Page:Paul Féval fils-Cocardasse et Passepoil, 1922.djvu/10

Cette page a été validée par deux contributeurs.
10
COCARDASSE ET PASSEPOIL

La solution ne lui parut pas douteuse, car il emboîta bientôt le pas à son compagnon, lequel venait d’avoir la malencontreuse idée de s’en aller rôder vers la Butte-Montmartre, précisément du côté de la courtille Coquenard.

Les gens les plus avisés ont de ces inspirations terribles qui les poussent à se diriger précisément vers l’endroit auquel il eût mieux valu tourner le dos.

On n’est pas maître de son destin ; et les deux prévôts, qui ne doutaient de rien depuis qu’ils étaient au service de Lagardère et qu’ils se sentaient de l’argent dans leurs poches, fussent allés au diable si l’idée leur eût pris qu’ils y trouveraient quelque agrément.

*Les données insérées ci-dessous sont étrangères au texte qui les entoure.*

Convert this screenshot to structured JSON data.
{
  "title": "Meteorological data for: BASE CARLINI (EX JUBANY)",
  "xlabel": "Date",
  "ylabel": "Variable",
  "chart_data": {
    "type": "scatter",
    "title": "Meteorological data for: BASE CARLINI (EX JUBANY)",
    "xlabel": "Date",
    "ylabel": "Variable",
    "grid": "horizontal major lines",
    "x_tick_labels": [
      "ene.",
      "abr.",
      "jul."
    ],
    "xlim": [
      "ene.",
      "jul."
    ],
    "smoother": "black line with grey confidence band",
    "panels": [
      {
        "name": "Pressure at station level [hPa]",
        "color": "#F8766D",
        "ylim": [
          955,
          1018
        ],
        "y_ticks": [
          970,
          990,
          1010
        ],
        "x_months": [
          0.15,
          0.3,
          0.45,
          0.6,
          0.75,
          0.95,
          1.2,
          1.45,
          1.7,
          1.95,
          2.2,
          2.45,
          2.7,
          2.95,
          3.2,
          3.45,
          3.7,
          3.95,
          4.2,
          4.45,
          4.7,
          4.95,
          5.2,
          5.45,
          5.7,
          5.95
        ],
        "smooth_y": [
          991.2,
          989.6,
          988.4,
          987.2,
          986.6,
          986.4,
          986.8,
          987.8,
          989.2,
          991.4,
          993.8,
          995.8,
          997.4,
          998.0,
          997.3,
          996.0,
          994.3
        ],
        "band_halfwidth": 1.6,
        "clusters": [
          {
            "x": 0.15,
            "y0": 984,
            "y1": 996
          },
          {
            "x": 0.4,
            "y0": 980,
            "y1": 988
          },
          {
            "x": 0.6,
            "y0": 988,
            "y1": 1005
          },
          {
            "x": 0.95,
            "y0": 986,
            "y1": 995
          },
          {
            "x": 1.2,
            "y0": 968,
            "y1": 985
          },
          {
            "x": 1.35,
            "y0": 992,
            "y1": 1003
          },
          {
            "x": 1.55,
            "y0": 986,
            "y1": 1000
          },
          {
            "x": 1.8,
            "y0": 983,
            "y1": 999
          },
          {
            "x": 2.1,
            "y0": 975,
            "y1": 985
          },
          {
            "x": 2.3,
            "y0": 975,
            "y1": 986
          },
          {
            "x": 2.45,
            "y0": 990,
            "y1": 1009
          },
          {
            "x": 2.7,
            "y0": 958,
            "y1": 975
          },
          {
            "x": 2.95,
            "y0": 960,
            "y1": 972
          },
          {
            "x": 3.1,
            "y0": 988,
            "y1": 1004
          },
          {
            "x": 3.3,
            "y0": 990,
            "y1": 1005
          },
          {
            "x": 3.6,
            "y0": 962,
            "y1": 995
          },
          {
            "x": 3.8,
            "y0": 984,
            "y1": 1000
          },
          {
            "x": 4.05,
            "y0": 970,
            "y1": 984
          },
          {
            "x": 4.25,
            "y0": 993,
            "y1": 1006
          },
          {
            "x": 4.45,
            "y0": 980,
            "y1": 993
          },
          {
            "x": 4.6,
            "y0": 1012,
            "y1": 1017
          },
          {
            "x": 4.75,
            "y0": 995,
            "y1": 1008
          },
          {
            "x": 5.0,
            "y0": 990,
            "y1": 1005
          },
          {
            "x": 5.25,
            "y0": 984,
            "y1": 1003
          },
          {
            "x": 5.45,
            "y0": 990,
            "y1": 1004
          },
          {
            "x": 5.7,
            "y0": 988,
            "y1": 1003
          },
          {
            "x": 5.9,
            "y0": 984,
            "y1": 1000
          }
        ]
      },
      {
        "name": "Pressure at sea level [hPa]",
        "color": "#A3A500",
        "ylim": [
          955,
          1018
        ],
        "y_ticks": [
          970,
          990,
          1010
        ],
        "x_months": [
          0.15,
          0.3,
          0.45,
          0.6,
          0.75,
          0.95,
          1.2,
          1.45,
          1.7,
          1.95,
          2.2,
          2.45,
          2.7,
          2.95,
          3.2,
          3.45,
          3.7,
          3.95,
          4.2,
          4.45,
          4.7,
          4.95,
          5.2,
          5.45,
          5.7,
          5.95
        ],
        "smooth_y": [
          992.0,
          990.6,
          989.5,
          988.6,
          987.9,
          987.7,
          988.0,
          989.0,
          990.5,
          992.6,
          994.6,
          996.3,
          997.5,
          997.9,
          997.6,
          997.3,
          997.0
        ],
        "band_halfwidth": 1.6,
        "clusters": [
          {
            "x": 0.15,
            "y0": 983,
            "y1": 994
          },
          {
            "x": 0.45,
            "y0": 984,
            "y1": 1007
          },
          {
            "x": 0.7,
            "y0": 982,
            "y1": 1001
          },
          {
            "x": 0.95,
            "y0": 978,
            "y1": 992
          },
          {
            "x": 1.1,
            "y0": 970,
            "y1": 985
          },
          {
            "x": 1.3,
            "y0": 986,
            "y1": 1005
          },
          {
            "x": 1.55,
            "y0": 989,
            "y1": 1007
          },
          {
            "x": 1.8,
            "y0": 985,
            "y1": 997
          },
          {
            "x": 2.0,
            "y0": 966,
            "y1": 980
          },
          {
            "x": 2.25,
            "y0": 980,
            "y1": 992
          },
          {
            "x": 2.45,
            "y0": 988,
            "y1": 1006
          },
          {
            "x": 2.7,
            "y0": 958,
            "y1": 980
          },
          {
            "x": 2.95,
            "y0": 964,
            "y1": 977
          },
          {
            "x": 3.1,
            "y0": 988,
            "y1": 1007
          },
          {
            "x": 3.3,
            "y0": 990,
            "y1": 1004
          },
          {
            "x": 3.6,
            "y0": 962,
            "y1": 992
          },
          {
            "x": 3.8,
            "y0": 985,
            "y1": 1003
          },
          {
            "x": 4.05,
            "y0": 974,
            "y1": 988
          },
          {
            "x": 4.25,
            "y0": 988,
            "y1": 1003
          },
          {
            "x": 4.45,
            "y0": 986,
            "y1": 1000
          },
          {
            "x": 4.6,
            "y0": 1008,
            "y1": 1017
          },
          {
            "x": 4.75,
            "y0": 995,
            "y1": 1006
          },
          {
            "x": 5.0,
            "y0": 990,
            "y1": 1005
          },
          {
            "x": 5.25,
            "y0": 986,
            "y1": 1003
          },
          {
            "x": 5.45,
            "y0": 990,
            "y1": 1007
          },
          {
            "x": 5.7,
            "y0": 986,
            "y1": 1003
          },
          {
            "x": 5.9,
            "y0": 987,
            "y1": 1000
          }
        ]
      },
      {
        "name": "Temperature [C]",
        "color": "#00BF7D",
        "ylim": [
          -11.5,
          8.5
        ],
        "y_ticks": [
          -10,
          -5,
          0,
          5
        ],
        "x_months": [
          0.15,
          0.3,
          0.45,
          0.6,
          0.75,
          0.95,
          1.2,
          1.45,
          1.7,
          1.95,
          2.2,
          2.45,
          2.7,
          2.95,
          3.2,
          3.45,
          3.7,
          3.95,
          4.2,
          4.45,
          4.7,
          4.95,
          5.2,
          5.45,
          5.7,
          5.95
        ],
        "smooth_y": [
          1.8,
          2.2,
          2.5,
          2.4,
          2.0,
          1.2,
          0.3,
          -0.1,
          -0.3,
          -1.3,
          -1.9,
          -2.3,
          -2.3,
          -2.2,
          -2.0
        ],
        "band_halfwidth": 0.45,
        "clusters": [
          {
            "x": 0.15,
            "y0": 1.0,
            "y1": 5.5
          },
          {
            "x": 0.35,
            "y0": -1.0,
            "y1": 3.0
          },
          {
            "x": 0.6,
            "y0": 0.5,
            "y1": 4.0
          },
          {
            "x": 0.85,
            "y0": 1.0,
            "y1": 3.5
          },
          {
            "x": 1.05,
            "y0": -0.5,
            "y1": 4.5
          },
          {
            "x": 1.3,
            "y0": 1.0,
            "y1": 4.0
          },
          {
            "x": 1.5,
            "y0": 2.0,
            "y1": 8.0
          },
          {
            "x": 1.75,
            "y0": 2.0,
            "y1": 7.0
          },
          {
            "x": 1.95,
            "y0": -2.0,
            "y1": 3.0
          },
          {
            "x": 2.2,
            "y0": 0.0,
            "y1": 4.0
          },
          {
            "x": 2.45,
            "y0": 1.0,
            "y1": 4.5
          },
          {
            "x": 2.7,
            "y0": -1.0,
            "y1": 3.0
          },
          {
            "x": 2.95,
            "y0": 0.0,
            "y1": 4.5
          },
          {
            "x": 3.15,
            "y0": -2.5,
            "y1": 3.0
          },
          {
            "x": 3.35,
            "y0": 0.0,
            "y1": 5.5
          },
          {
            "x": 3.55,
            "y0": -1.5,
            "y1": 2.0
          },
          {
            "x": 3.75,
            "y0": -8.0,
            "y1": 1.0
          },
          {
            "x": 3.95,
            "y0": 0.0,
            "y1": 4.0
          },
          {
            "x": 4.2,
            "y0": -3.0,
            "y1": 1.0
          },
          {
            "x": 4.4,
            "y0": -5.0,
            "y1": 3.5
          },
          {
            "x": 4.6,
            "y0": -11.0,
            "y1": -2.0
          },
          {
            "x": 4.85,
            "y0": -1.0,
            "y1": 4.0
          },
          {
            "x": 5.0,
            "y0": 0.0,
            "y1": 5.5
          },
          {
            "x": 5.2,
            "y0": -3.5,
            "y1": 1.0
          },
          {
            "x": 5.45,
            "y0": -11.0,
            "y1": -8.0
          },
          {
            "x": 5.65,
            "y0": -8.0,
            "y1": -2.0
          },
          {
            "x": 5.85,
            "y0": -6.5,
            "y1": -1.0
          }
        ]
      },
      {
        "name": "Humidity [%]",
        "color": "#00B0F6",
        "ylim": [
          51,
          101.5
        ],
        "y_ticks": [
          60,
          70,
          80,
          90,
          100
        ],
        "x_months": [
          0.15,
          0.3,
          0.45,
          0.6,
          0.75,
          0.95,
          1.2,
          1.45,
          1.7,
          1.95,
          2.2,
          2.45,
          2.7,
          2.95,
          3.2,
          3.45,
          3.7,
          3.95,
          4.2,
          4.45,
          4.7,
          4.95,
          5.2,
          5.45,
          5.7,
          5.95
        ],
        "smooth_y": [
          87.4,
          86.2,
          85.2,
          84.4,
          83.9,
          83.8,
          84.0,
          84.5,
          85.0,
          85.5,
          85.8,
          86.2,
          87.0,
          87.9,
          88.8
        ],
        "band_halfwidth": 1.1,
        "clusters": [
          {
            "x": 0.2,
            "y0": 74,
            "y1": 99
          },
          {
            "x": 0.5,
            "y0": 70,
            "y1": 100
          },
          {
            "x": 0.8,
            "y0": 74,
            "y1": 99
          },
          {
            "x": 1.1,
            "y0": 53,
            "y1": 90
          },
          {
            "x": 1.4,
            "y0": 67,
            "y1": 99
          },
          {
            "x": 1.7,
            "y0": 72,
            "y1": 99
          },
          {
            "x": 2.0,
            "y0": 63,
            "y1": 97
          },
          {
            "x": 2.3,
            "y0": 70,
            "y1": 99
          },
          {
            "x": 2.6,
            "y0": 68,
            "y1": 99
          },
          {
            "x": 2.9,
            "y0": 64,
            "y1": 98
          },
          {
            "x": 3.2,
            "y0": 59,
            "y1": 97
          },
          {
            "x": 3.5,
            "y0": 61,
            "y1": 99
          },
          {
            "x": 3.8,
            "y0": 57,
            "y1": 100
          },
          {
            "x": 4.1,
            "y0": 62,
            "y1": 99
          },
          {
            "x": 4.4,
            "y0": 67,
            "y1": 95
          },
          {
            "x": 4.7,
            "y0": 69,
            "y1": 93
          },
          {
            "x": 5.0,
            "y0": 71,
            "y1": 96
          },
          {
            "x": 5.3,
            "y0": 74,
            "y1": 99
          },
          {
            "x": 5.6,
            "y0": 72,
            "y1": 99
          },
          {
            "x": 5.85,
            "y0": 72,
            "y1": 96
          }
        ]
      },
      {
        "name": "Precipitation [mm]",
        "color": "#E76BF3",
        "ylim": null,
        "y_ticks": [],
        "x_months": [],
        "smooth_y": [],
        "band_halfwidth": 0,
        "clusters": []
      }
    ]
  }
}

Pour le moment, ils se contentèrent d’escalader le sommet de la Butte, d’où Cocardasse s’avisa de trouver Paris beaucoup plus petit qu’il ne le pensait.

— Capédédiou ! s’écria-t-il, si jamais il venait à quelqu’un l’envie de fermer au pitchoun et à nous autres les portes de la ville… eh, sandiéou !… nous mettrions la ville dans nos poches !…

Ce beau discours, peut-être un peu écourté, mais éminemment expressif, eut pour conséquence immédiate de donner une soif d’enfer au Gascon, qui apercevait à quelque distance les guinguettes de la Grange-Batelière.

— Oïmé, ma caillou !… nous sommes ici un peu trop près du soleil et ma langue déjà elle se recroqueville ; cela me paraît par là légèrement plus frais. Or, vois-tu, mon petit prévôt, un peu de fraîcheur au dehors et beaucoup en dedans, c’est la santé de l’homme.

Par contrecoup digne de remarque, il arrivait souvent que, là où se rafraîchissait la langue de Cocardasse, c’était le cœur du tendre Amable qui se mettait à flamber.

Cela ne les empêcha pas de dévaler tous deux côte à côte et très joyeusement vers la courtille Coquenard.


II

À L’AUBERGE DU TROU-PUNAIS


Cocardasse et Passepoil, toujours si bien d’accord dans les circonstances les plus graves de leur vie, et alors que leur existence était en danger, ne l’étaient généralement pas quand il s’agissait de futilités.

Si l’un voulait aller à droite, l’autre préférait tirer à gauche. Ce n’était nullement avec l’intention de se contredire, ni de se chamailler, mais simplement parce que l’un cherchait avant tout le bon vin, l’autre le beau sexe. Quand ils trouvaient les deux réunis, aucune contestation ne s’élevait entre eux.

Ce ne fut pas le cas à la courtille Coquenard où leur étoile venait de les faire arrêter.

Ayant d’un côté le cabaret de Crèvepanse, de l’autre celui du Trou-Punais, ils se trouvaient, suivant l’expression consacrée : entre deux-selles, assis par terre.